Sebagaimana sejarah yang sering berulang, bencana seperti badai Irene dan kemudian baru-baru ini, badai Super Sandy juga seakan berulang. Semua perencanaan dan kesiapan disusun. Banyak pihak yang belajar dari bencana Katrina. Namun kenapa masih ada sebagian orang yang tidak siap.
Selama bertahun-tahun, karena makin bertambahnya pengalamanan, berbagai pihak makin fokus pada metode yang ditujukan untuk perbaikan komunikasi. Investasi di bidang peralatan terbaik juga dilakukan. Namun, komunikasi pada dasarnya tidak hanya bergantung pada teknologi, karena komunikasi merupakan tindakan mengirim dan menerima informasi, data, dan memproses informasi.
Begitu peristiwa bakal terjadi, banyak aset pemerintah berada dalam keadaan siaga. Para pimpinan daerah mengajukan bantuan.
Bantuan yang dijanjikan berdatangan. Sayangnya bantuan itu banyak yang sia-sia. Ketika bencana terjadi, banyak karung pasir untuk menahan air misalnya yang tidak cocok dengan kondisi daerah tersebut. Infrastruktur kritis karena terkena dampaknya, dan masyarakat yang terkena dampak dibiarkan dingin, tak berdaya, dan mengahadapi masalah kelaparan pada hari-hari berikutnya.
Badan-badan pemerintah yang telah mencoba menyiapkan segalanya pada minggu sebelumnya dan menginformasikan kepada masyarakat tentang bencana acara yang bakal menimpa. Tapi, tidak satu pun masyarakat sudah siap untuk menghadapi kekuatan besar badai. Kekurangan bensin, bahan makanan, dan kebutuhan dasar lainnya terkena dampak, bahkan sampai hari ini, medki setahun setelah kejadian, dampaknya masih terasa.
Menurut Michael J. Fagel, penulis buku Crisis Management and Emergency Planning - Preparing for Today’s Challenges ini, masalah tersebut menyangkut budaya, yakni budaya kesiapan. Orang tidak bisa melaksanakan rencana dalam 4 jam apa saja yang belum pernah dipraktekkan. Ketika Anda membaca beberapa bab dalam buku ini, Fagel berbagi dengan Anda tentang beberapa solusi sederhana.
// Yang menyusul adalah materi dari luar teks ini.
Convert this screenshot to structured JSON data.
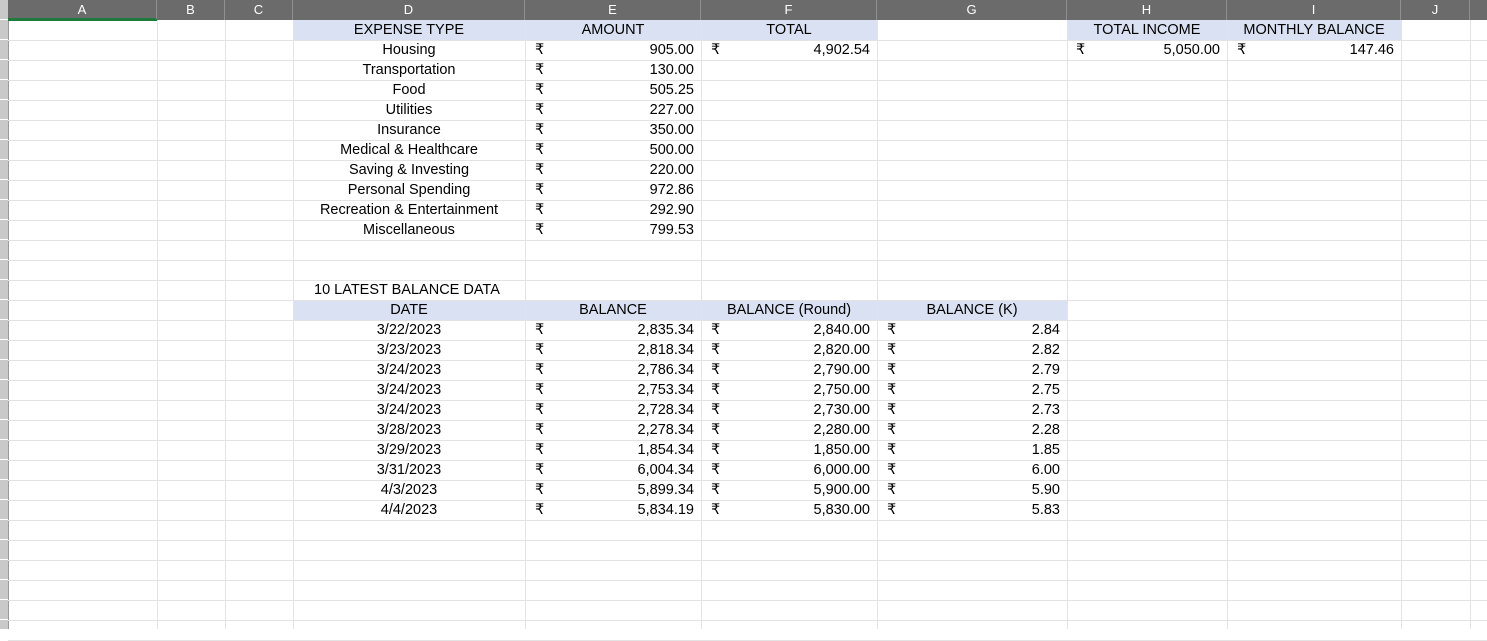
{
  "columns": [
    "A",
    "B",
    "C",
    "D",
    "E",
    "F",
    "G",
    "H",
    "I",
    "J"
  ],
  "currency_symbol": "₹",
  "colors": {
    "header_fill": "#d9e1f2",
    "col_header_bg": "#6b6b6b",
    "selection": "#1d7a3c"
  },
  "expense": {
    "headers": {
      "type": "EXPENSE TYPE",
      "amount": "AMOUNT",
      "total": "TOTAL"
    },
    "rows": [
      {
        "type": "Housing",
        "amount": "905.00"
      },
      {
        "type": "Transportation",
        "amount": "130.00"
      },
      {
        "type": "Food",
        "amount": "505.25"
      },
      {
        "type": "Utilities",
        "amount": "227.00"
      },
      {
        "type": "Insurance",
        "amount": "350.00"
      },
      {
        "type": "Medical & Healthcare",
        "amount": "500.00"
      },
      {
        "type": "Saving & Investing",
        "amount": "220.00"
      },
      {
        "type": "Personal Spending",
        "amount": "972.86"
      },
      {
        "type": "Recreation & Entertainment",
        "amount": "292.90"
      },
      {
        "type": "Miscellaneous",
        "amount": "799.53"
      }
    ],
    "total_value": "4,902.54"
  },
  "income": {
    "headers": {
      "total_income": "TOTAL INCOME",
      "monthly_balance": "MONTHLY BALANCE"
    },
    "total_income_value": "5,050.00",
    "monthly_balance_value": "147.46"
  },
  "balance": {
    "title": "10 LATEST BALANCE DATA",
    "headers": {
      "date": "DATE",
      "balance": "BALANCE",
      "round": "BALANCE (Round)",
      "k": "BALANCE (K)"
    },
    "rows": [
      {
        "date": "3/22/2023",
        "balance": "2,835.34",
        "round": "2,840.00",
        "k": "2.84"
      },
      {
        "date": "3/23/2023",
        "balance": "2,818.34",
        "round": "2,820.00",
        "k": "2.82"
      },
      {
        "date": "3/24/2023",
        "balance": "2,786.34",
        "round": "2,790.00",
        "k": "2.79"
      },
      {
        "date": "3/24/2023",
        "balance": "2,753.34",
        "round": "2,750.00",
        "k": "2.75"
      },
      {
        "date": "3/24/2023",
        "balance": "2,728.34",
        "round": "2,730.00",
        "k": "2.73"
      },
      {
        "date": "3/28/2023",
        "balance": "2,278.34",
        "round": "2,280.00",
        "k": "2.28"
      },
      {
        "date": "3/29/2023",
        "balance": "1,854.34",
        "round": "1,850.00",
        "k": "1.85"
      },
      {
        "date": "3/31/2023",
        "balance": "6,004.34",
        "round": "6,000.00",
        "k": "6.00"
      },
      {
        "date": "4/3/2023",
        "balance": "5,899.34",
        "round": "5,900.00",
        "k": "5.90"
      },
      {
        "date": "4/4/2023",
        "balance": "5,834.19",
        "round": "5,830.00",
        "k": "5.83"
      }
    ]
  }
}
Jika diterapkan secara efektif, solusi itu dapat membantu Anda membangun budaya kesiapan dan perencanaan Anda dalam menangani bencana. Terlepas bencana, apakah itu Sandy, Katrina, World Trade Center dan serangan gedung Pentagon, penembakan, atau krisis lainnya, orang dapat memelajari semua itu dari bab-bab dalam buku ini.
Contohnya antara lain ketika terjadi tragedi di Virginia Polytechnic Institute (16/4/2007). Saat itu seorang mahasiwa, Seung-Hui Cho, menembak dan membunuh 32 siswa dan anggota fakultas lainnya, sebelum dia sendiri mengakhiri hidupnya. Dalam hitungan jam, seluruh masyarakat dibuat bertanya-tanya tentang keamanan.
Sayangnya, kesalahan penanganan sekolah adalah hanya fokus pada kejadian yang menimpanya. Dua jam sebelum masuk ke Virginia Polytechnic, Seung-Hui Cho telah menembak mati dua mahasiswa. Setelah polisi bergegas ke sekolah dan meninilai TKP, pejabat sekolah juga tidak memberitahu orang-orang yang berada di kampus tentang apa yang telah terjadi.
Pemberitahuan hanya dilakukan melalui email yang dikirim kepada setiap mahasiswa. Namun, email itu hanya memberikan peringatan dan memberikan arahan itu cukup meminta agar siswa tetap waspada, , bukannya memerintahkan mereka untuk mundur ke lokasi yang aman baik di dalam maupun di luar kampus. Padahal, Swift dan komunikasi dengan pejabat sekolah atau kampus dengan polisi misalnya bisa menyelamatkan nyawa banyak orang.
Kurangnya, pemberitahuan menunjukkan adanya komunikasi darurat yang terstruktur dan terlatih (Barnett, 2007). Sama seperti individu, organisasi dan lembaga perlu untuk mengatasi komunikasi darurat di rencana darurat menyeluruh. Begitu juga pemerintah di kota, negara bagian, dan federal.